We can’t always predict if the Federal Reserve will raise rates or how exactly we’ll be affected. We do know that while personal loan rates are generally determined by the applicant’s credit history, if federal interest rates go up, the rates on personal loans may increase as well, according to this NerdWallet report.
Since personal loans typically offer a fixed rate, whatever rate you borrow money at today won’t be affected by interest fluctuations in the future. This means that you can lock in a rate and not worry about your interest payments changing with the Fed’s benchmark rate.
There are two primary interest rate-related factors that might make a personal loan appealing as a debt management strategy:
1. It May Be Less Expensive to Take Out a Personal Loan
Did you know that receiving a fixed rate personal loan for unexpected expenses such as vehicle repair or healthcare may be available to you? Or you might consider one for a much needed family vacation, or paying off a few bills.
Applying for a personal loan for your specific situation allows you to budget for monthly payments that shouldn’t change if the Fed rate goes up.
By locking in a fixed rate, you can at least give yourself some certainty about what you’ll be paying in the months or years to come.
2. Combining Your Debts Into One Loan
Perhaps you were recently unemployed, had unexpected medical expenses, or simply lost sight of your bills. Attempting to keep track of all your accounts can be difficult, and you may have higher interest debt. Regardless of how you got there, consolidating your debt with a personal loan could give you a more easily manageable payment and possibly save you money in interest.

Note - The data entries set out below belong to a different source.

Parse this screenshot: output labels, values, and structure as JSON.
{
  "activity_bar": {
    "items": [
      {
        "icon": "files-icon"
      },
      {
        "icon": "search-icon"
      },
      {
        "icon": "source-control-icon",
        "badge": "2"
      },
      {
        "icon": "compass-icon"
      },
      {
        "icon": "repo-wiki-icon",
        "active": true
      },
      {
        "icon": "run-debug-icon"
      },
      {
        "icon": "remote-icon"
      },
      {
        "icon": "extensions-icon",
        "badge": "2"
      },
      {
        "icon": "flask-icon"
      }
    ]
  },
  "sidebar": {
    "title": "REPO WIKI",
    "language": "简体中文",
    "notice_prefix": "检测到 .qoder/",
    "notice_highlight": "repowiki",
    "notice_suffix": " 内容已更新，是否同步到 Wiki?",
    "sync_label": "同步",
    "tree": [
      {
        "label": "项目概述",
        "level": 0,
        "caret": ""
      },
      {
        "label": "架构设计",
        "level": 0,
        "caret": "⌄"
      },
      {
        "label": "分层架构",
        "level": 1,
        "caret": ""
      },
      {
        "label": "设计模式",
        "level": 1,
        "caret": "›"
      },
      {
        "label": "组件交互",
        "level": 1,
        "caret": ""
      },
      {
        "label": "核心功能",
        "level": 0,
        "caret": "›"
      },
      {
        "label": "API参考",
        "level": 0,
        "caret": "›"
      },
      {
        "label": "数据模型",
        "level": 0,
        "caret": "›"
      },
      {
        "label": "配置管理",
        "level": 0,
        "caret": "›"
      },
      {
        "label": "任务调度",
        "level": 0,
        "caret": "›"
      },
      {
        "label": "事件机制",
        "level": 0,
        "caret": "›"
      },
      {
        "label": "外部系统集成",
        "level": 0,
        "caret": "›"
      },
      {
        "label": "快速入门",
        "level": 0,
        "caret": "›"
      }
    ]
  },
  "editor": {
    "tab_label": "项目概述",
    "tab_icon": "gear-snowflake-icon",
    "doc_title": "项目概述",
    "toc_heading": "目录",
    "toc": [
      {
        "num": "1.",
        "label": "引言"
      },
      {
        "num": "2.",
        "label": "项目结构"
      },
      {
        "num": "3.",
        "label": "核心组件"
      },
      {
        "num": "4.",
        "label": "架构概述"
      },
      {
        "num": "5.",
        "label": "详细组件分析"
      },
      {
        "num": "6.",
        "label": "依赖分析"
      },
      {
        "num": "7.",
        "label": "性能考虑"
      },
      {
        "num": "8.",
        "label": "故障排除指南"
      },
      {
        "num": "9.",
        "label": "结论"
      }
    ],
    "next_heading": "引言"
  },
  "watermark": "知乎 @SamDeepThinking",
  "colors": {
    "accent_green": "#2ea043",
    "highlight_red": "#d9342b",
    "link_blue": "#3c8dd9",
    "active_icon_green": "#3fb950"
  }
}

Simplifying your financial life and lowering your overall interest rate could save you time and money going forward.
More Background on the Fed
It may be helpful to have a general understanding of how federal interest rates work.
If you were to ask an everyday person what’s happening with interest rates, they might say it’s because of “The Fed” or “The Federal Reserve System.”
According to the Board of Governors of the Federal Reserve System, the purpose of the Fed is to set monetary policy that stabilizes the U.S. economy and overall financial system.
“The Fed” is responsible for 4 major categories:
- Conducting monetary policy such as influencing credit rates.
- Supervising and regulating banks and financial institutions.
- Maintaining stability in our financial system.
- Providing financial services to the U.S. government.
The “Fed funds rate” is the primary tool used by the Fed to control the interest rate banks charge each other, and therefore how likely they are to lend money to consumers or other businesses. It also impacts how high or low rates will be for borrowers.